COEUR D'ALENE, Idaho —
CDA2030, an Idaho non-profit, surveyed residents in Kootenai County and found some people were spending over half their income on rent payments.
Executive Director JJ O'Dell called the housing issue a "complex issue."
"I wish we could wave a magic wand to solve it," O'Dell said. "It's difficult, but there are a lot of people working on it, trying to find solutions, so that's the good thing."
The survey reported a 71% increase in average rent prices for Kootenai County. In May 2017, renters paid an average of $989 a month. Now, renters are paying an average of $1,695 a month.
Residents at Lakeside Village, an equal opportunity housing complex in Coeur d’Alene, pay a slightly discounted rate.
Khristina Tevis and her three daughters have been Lakeside Village residents for three years. She said she’s lucky to have found available and affordable housing.

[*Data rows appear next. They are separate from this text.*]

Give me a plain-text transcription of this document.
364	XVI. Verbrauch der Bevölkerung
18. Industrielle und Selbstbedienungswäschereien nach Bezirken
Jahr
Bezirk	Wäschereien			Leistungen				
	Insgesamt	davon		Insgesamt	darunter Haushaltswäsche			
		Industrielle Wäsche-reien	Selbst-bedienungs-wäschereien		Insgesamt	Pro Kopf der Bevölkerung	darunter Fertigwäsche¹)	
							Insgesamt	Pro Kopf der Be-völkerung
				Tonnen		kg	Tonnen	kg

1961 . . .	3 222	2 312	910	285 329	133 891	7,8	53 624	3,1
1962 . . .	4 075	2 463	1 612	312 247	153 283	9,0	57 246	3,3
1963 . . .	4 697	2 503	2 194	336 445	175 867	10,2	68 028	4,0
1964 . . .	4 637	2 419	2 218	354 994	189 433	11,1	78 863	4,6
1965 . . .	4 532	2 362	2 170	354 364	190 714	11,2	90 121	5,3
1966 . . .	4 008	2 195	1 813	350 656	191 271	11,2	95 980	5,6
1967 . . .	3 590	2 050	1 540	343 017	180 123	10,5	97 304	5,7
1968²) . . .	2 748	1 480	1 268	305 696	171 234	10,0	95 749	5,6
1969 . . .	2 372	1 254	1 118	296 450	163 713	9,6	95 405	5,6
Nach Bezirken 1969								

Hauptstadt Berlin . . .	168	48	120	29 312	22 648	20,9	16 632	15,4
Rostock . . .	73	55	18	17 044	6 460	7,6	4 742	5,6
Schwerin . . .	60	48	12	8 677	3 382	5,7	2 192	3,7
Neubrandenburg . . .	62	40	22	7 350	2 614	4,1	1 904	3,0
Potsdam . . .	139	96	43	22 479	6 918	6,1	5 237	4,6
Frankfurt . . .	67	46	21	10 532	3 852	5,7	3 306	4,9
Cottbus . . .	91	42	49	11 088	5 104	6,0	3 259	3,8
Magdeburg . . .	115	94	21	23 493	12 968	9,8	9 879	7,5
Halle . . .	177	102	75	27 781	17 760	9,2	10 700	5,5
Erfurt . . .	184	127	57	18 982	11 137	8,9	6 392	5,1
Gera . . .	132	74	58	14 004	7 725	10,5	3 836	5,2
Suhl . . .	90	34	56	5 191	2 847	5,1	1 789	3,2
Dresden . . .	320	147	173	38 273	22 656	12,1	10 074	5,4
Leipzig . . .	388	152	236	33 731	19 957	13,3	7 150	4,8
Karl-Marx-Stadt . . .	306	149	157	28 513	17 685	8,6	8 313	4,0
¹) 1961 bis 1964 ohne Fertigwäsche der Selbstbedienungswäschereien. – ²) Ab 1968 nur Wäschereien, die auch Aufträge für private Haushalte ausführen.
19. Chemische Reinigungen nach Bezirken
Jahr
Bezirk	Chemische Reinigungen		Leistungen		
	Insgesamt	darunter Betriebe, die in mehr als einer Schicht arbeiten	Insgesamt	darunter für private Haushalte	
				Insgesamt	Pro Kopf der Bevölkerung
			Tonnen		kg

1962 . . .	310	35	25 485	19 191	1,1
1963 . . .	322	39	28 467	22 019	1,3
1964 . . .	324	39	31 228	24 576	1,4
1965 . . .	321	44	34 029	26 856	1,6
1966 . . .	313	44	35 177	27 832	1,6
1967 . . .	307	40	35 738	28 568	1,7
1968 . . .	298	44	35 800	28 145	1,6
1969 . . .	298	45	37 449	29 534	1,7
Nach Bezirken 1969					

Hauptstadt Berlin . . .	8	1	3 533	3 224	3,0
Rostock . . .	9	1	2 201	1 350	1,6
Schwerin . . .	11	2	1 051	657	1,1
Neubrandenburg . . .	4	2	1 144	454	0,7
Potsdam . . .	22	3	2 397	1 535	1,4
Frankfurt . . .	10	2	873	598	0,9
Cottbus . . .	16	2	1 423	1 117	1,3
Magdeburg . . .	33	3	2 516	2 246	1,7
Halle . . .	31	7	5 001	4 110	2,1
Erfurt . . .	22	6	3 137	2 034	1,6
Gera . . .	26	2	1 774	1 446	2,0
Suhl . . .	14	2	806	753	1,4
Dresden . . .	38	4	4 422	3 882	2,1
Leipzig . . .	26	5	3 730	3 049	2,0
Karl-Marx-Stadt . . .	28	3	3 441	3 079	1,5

“I pay $919 a month for a three-bedroom, one-and-a-half bath," Tevis said. "And that’s like a miracle here in Coeur d’Alene. If I was anywhere else, I would probably be paying double that, if not more.”
The Coeur d’Alene association of realtors found the average rent in Kootenai County in December 2021 was over $1,400 a month.
Tevis is paying less, but she said she’s seen her friends struggle to find places to live firsthand.
“Some of them are just planning on honestly going couch surfing or living out of their cars for the summer,” Tevis said.
Now, it’s not as easy as for Tevis's friends to get into affordable housing.
“My understanding is that there’s a huge wait list," Tevis said. "I’ve actually recommended this place to a few of my friends and they just tell me the wait list is ridiculous.”
A property manager in CDA2030’s Kootenai County survey said its low-income housing wait list is one to two years.
Tevis said up to 40% of her income can go toward covering rent payments.
She said paying less than average on rent helps when considering other costs as a single mom.
“I don’t get any other assistance other than living in equal housing opportunity so that helps quite a bit," Tevis said. "A good chunk of it goes to groceries. I'm only able to get like half of my groceries now that things are just so expensive. Then there's gas and driving three girls around to three different schools. It cost me $80 to fill up my tank and I just drive an Impala. There’s no extra money for anything.”
Tevis said the current rent and housing situation in Idaho prevents her from being able to move and provide more space for her and her daughters.
“I’m basically figuring I’m going to be in this apartment for at least another year or two before we can move out and even think of buying a house and just trying to save anything is going to be ridiculous. So, we're just going to stay put as long as possible,” Tevis said.
According to Washington Trust Bank economist Steve Scranton, Idaho homeowners are experiencing similar financial demands when it comes to paying their mortgages. A February 2022 study found Idaho residents are paying an average of 57.2% of their earnings on mortgages today.